If you compare two teams during the same time, the same impactors will have positive or negative influences. A bigger issue is that you don’t want to have one team earning incentives while the other team just watches them wondering why they don’t get any recognition. That sounds like a cultural disaster waiting to happen.
The second issue with focusing too much on ROI is that sometimes the R(eturn) or the I(investment) is just a cover up for real and deeper issues that have to do with management and culture.
Our Director of Client Services made a great point:
“You can quadruple the incentive budget, but if your real issue is your culture you won’t see real and lasting results.”

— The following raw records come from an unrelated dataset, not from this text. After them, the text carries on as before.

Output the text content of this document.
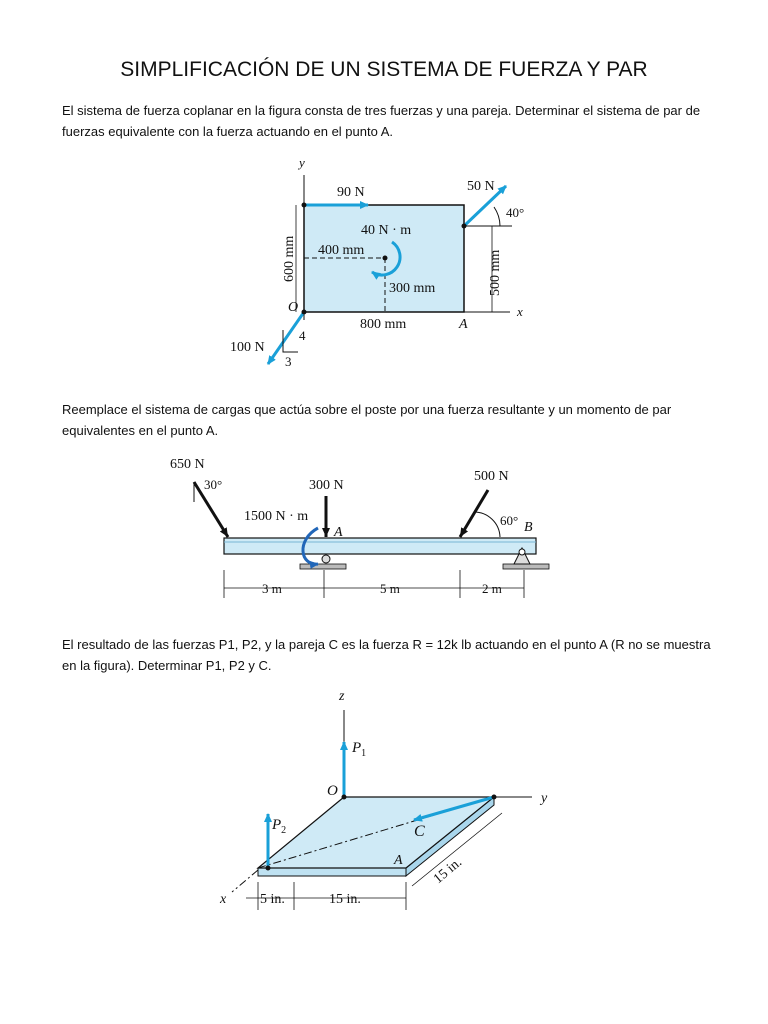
SIMPLIFICACIÓN DE UN SISTEMA DE FUERZA Y PAR
El sistema de fuerza coplanar en la figura consta de tres fuerzas y una pareja. Determinar el sistema de par de fuerzas equivalente con la fuerza actuando en el punto A.
y
90 N	50 N
40°
40 N · m
400 mm
600 mm
300 mm	500 mm
O
800 mm	A
x
4
100 N
3
Reemplace el sistema de cargas que actúa sobre el poste por una fuerza resultante y un momento de par equivalentes en el punto A.
650 N
30°	300 N
500 N
60°
1500 N · m
A	B
3 m	5 m	2 m
El resultado de las fuerzas P1, P2, y la pareja C es la fuerza R = 12k lb actuando en el punto A (R no se muestra en la figura). Determinar P1, P2 y C.
z
$P_1$
O	y
$P_2$	C
A 15 in.
x 5 in.	15 in.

Sometimes the problem isn’t a metric that you have been measuring. Rather, it is a culture that is stifling or toxic. And throwing incentive money into that environment isn’t going to fix the root problem. As they say, you can put lipstick on a pig, but it’s still a pig.
When you want to change certain KPIs, or you want to show the ROI because of changes in KPIs, we question that. Not to be beligerent, but our role is to help you understand the whats and whys of an automated incentive program. If you use Snowfly just to put lipstick on a pig you’ll come back to us within the year and say “WHY IS IT STILL A PIG?” Or, why is our culture still bad? Or, why are we still getting bad reviews on Glassdoor? Or, why have none of our numbers improved?

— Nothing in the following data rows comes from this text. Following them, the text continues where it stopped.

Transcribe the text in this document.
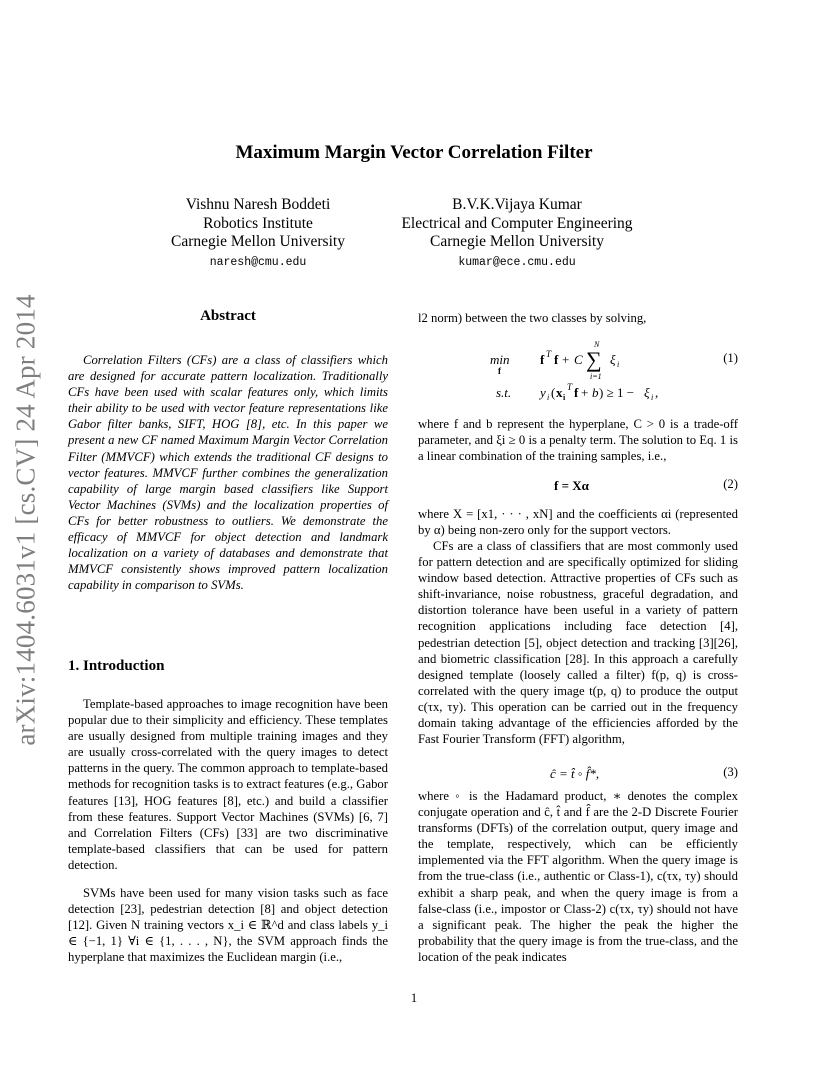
arXiv:1404.6031v1 [cs.CV] 24 Apr 2014
Maximum Margin Vector Correlation Filter
Vishnu Naresh Boddeti
Robotics Institute
Carnegie Mellon University
naresh@cmu.edu
B.V.K.Vijaya Kumar
Electrical and Computer Engineering
Carnegie Mellon University
kumar@ece.cmu.edu
Abstract

Correlation Filters (CFs) are a class of classifiers which are designed for accurate pattern localization. Traditionally CFs have been used with scalar features only, which limits their ability to be used with vector feature representations like Gabor filter banks, SIFT, HOG [8], etc. In this paper we present a new CF named Maximum Margin Vector Correlation Filter (MMVCF) which extends the traditional CF designs to vector features. MMVCF further combines the generalization capability of large margin based classifiers like Support Vector Machines (SVMs) and the localization properties of CFs for better robustness to outliers. We demonstrate the efficacy of MMVCF for object detection and landmark localization on a variety of databases and demonstrate that MMVCF consistently shows improved pattern localization capability in comparison to SVMs.

1. Introduction

Template-based approaches to image recognition have been popular due to their simplicity and efficiency. These templates are usually designed from multiple training images and they are usually cross-correlated with the query images to detect patterns in the query. The common approach to template-based methods for recognition tasks is to extract features (e.g., Gabor features [13], HOG features [8], etc.) and build a classifier from these features. Support Vector Machines (SVMs) [6, 7] and Correlation Filters (CFs) [33] are two discriminative template-based classifiers that can be used for pattern detection.

SVMs have been used for many vision tasks such as face detection [23], pedestrian detection [8] and object detection [12]. Given N training vectors x_i ∈ ℝ^d and class labels y_i ∈ {−1, 1} ∀i ∈ {1, . . . , N}, the SVM approach finds the hyperplane that maximizes the Euclidean margin (i.e.,

l2 norm) between the two classes by solving,

min
f
f T f + C
N
∑
i=1
ξ i
s.t. y i ( x i
T f + b ) ≥ 1 − ξ i ,
(1)

where f and b represent the hyperplane, C > 0 is a trade-off parameter, and ξi ≥ 0 is a penalty term. The solution to Eq. 1 is a linear combination of the training samples, i.e.,

f = Xα	(2)

where X = [x1, · · · , xN] and the coefficients αi (represented by α) being non-zero only for the support vectors.

CFs are a class of classifiers that are most commonly used for pattern detection and are specifically optimized for sliding window based detection. Attractive properties of CFs such as shift-invariance, noise robustness, graceful degradation, and distortion tolerance have been useful in a variety of pattern recognition applications including face detection [4], pedestrian detection [5], object detection and tracking [3][26], and biometric classification [28]. In this approach a carefully designed template (loosely called a filter) f(p, q) is cross-correlated with the query image t(p, q) to produce the output c(τx, τy). This operation can be carried out in the frequency domain taking advantage of the efficiencies afforded by the Fast Fourier Transform (FFT) algorithm,

ĉ = t̂ ◦ f̂*,	(3)

where ◦ is the Hadamard product, ∗ denotes the complex conjugate operation and ĉ, t̂ and f̂ are the 2-D Discrete Fourier transforms (DFTs) of the correlation output, query image and the template, respectively, which can be efficiently implemented via the FFT algorithm. When the query image is from the true-class (i.e., authentic or Class-1), c(τx, τy) should exhibit a sharp peak, and when the query image is from a false-class (i.e., impostor or Class-2) c(τx, τy) should not have a significant peak. The higher the peak the higher the probability that the query image is from the true-class, and the location of the peak indicates

1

Each of those questions shows, at their root, deeper issues. And throwing money or recognition at employees does not necessarily address your root issues.
So why use an automated incentive program for employee performance? Because it does actually work.
But the key is that your executive and management teams need to be on board with it. Not from a technical perspective, but from a philosophical perspective. Do executives and managers really care about their employees and culture? If they do they should see remarkable improvements in employee satisfaction and employee performance. Snowfly is simply a tool that magnifies the existing culture.
If executives and managers don’t care about culture or employees, Snowfly might help for a while. But eventually the excitement wears off and your team feels that culture and management isn’t really committed to improvement and change. And the whole gesture feels fake.
Can Snowfly help a bad culture?
Yes, if the executive team and management want to change it. It will take work. It will take effort. We know that when you are committed to improving, and do things that employees know are genuine, you can change. But if you don’t care, Snowfly won’t be successful. Nor will any other incentive system, automated or not.
What’s the ROI?
Like I said, we can give you ROI numbers. But the real ROI will be improvements in areas that are harder to quantify. Improved culture, improved employee sentiment, improved employee satisfaction, improved employee performance. Improved employer brand.
Each of these have a real and lasting impact on your top and bottom lines. You might not know exactly how to measure them, but the results should start to come in. And that is why our average customer stays with Snowfly for years and years instead of the industry standard, dropping off within the first 18 months.